One night, after a multi-day cocaine and methamphetamine binge, he's at a house party. He's paranoid, irritable, aggressive. He sees a woman who's intoxicated. His judgment is severely impaired. His impulse control is gone. His empathy is compromised. He makes a choice that destroys her life.
This is not about excusing him. This is about understanding how someone becomes capable of violence. This is about recognizing the chain: childhood trauma leads to self-medication with drugs, which leads to brain damage, which leads to violent behavior. Understanding this chain doesn't erase his responsibility. It explains how the cycle continues.
Section 4: Reflection Questions
If we keep punishing addiction instead of treating it, aren't we guaranteeing the next generation of perpetrators?
We spend billions on incarceration. We spend fractions of that on addiction treatment. We don't spread awareness at the magnitude that it should be spread. We criminalize the disease instead of healing it. We don't fix the brain. We don't treat the addiction. We don't break the cycle. We just ensure a future of hell.
Why aren't we speaking up more in the settings where we see it happen? Why are we turning a blind eye?
When bystanders are intoxicated, intervention becomes even less likely. Alcohol narrows focus and diffuses responsibility. In a room full of drunk people, everyone assumes someone else will step in. No one does.
Intoxication also changes what bystanders see. If a victim is drinking, intoxicated witnesses focus on the victim's "responsibility" for the situation instead of recognizing the danger. They blame the victim instead of the perpetrator. They rationalize staying silent. They convince themselves it's not their problem.
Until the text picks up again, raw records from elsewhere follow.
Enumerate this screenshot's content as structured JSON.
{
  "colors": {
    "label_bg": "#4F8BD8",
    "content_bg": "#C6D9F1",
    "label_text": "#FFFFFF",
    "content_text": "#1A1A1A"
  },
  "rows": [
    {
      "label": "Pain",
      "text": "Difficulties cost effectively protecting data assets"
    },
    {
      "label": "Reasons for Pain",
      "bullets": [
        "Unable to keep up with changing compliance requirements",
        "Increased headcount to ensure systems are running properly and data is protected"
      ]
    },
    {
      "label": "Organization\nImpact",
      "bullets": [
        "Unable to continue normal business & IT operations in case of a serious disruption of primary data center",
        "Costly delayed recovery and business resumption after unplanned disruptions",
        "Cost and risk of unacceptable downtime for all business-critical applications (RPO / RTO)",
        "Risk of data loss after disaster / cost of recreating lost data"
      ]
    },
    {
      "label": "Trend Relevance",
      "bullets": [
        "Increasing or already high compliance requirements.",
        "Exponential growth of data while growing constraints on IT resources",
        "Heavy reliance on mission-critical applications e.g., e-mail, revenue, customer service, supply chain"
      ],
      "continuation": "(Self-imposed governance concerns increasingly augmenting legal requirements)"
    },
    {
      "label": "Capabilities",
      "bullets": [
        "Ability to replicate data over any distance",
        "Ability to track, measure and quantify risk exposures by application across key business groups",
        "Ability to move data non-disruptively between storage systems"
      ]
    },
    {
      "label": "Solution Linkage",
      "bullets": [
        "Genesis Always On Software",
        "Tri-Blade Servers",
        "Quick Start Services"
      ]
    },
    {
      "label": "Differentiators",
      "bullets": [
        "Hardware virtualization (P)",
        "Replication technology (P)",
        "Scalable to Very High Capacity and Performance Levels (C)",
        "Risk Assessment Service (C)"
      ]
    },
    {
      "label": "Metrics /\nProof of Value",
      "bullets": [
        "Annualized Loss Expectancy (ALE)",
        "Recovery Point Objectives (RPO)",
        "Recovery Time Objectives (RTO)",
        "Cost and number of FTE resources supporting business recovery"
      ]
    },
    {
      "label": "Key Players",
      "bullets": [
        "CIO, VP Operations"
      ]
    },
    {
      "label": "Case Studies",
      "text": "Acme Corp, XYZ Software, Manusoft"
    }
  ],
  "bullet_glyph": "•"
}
Alcohol doesn't just impair the perpetrator. It impairs the entire room. It makes witnesses into accomplices through silence.
I am heavily interested in learning everything I can about the bystander theory because it deeply disturbs me. Check on my page for my bystander writings.
If you understood what I've written, if it strikes the same nerves as mine, if you feel the weight of moral responsibility, then I have to ask you: If you understand the cycle, are you responsible for breaking it? Which cycle will you break, the one in yourself, or the one that you witness?